Alternative Financing

Lease/purchase agreements:
Borrowers can lock in the price of a house today and postpone financing for 12 to 18 months with these agreements. The borrower gives the seller a deposit which is applied to the purchase and makes monthly rental payments. Lease/purchase agreements are used by sellers who want to keep a home occupied and receive rental money after they've moved out, and by buyers who are not in a position to commit to a property at a particular time.

Installment contract:
Buyers and sellers work out a contract which states a down payment, interest rate and term. Some contracts have long terms; others are short-term with balloon payments. Regulations about title transfer in a contract sale vary from state to state.

First mortgages from relatives or others:
Sometimes relatives or private investors will purchase a home outright then offer a borrower a first mortgage. The terms are worked out to the mutual satisfaction of both parties.

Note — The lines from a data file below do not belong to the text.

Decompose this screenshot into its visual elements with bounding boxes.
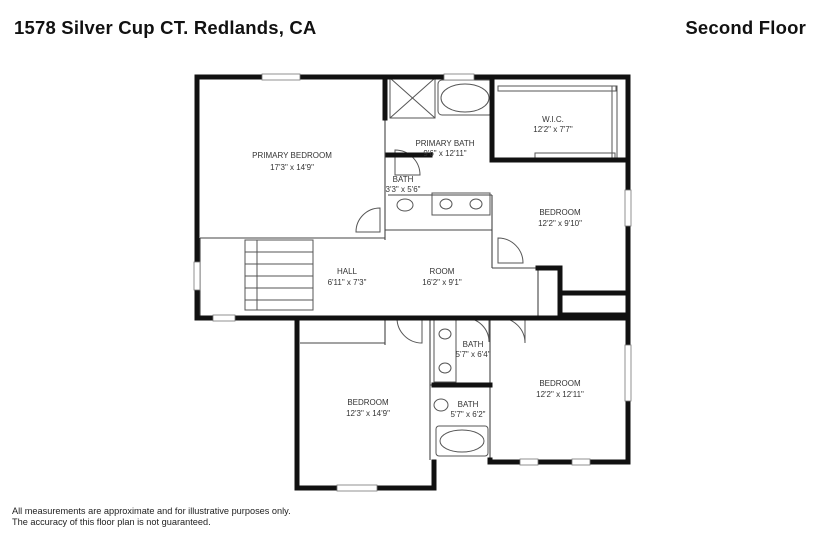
disclaimer-line-1: All measurements are approximate and for… (12, 506, 291, 516)
door-swing (497, 237, 524, 264)
room-name: BATH (463, 340, 484, 349)
door-swing (499, 317, 526, 344)
door-swing (355, 207, 381, 233)
door-swing (464, 317, 490, 343)
room-dims: 12'3" x 14'9" (346, 409, 390, 418)
door-swing (394, 149, 421, 176)
closet-shelf (534, 152, 616, 159)
toilet (396, 198, 414, 212)
room-name: PRIMARY BEDROOM (252, 151, 332, 160)
room-dims: 5'7" x 6'4" (456, 350, 491, 359)
room-dims: 5'7" x 6'2" (451, 410, 486, 419)
room-dims: 3'3" x 5'6" (386, 185, 421, 194)
windows (193, 73, 632, 492)
room-dims: 16'2" x 9'1" (422, 278, 462, 287)
double-vanity (431, 192, 491, 216)
room-name: W.I.C. (542, 115, 564, 124)
room-name: BEDROOM (347, 398, 389, 407)
exterior-walls (194, 74, 631, 491)
bathtub (435, 425, 489, 457)
closet-shelf (611, 85, 618, 159)
room-name: HALL (337, 267, 358, 276)
room-name: BATH (458, 400, 479, 409)
bathtub (437, 79, 494, 116)
room-name: BATH (393, 175, 414, 184)
floor-label: Second Floor (685, 17, 806, 38)
room-name: ROOM (430, 267, 455, 276)
room-name: BEDROOM (539, 208, 581, 217)
toilet (433, 398, 449, 412)
property-address: 1578 Silver Cup CT. Redlands, CA (14, 17, 317, 38)
room-labels: PRIMARY BEDROOM 17'3" x 14'9" PRIMARY BA… (252, 115, 584, 419)
staircase (244, 239, 314, 311)
room-dims: 6'11" x 7'3" (328, 278, 367, 287)
room-dims: 9'6" x 12'11" (423, 149, 466, 158)
room-dims: 12'2" x 12'11" (536, 390, 584, 399)
room-name: PRIMARY BATH (415, 139, 474, 148)
room-dims: 12'2" x 7'7" (533, 125, 573, 134)
disclaimer-line-2: The accuracy of this floor plan is not g… (12, 517, 211, 527)
room-dims: 17'3" x 14'9" (270, 163, 314, 172)
room-dims: 12'2" x 9'10" (538, 219, 582, 228)
closet-shelf (497, 85, 617, 92)
door-swing (396, 317, 423, 344)
room-name: BEDROOM (539, 379, 581, 388)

Note: The Internal Revenue Service will impute higher rates on the lender for loans arranged below market rates.

Second mortgages:
These are used when a borrower needs additional financing to buy a home. This mortgage may be financed by the seller, another lender, relative or investor, and terms are negotiated between buyer and lender. Often, second mortgages are used when a borrower assumes a guaranteed first mortgage with a lower interest rate and needs to make up the difference between the loan and the sale price.

Equity financing:
An equity plan allows buyers to buy new homes by borrowing against a portion of the equity in their present home. A six-month "bridge" is secured on which no monthly payments are required and that money is used to purchase the new home. When the present home sells, the loan is paid off with the proceeds of the sale. If the home doesn't sell within six months, the owner may renew the loan or choose from other "back-up" options.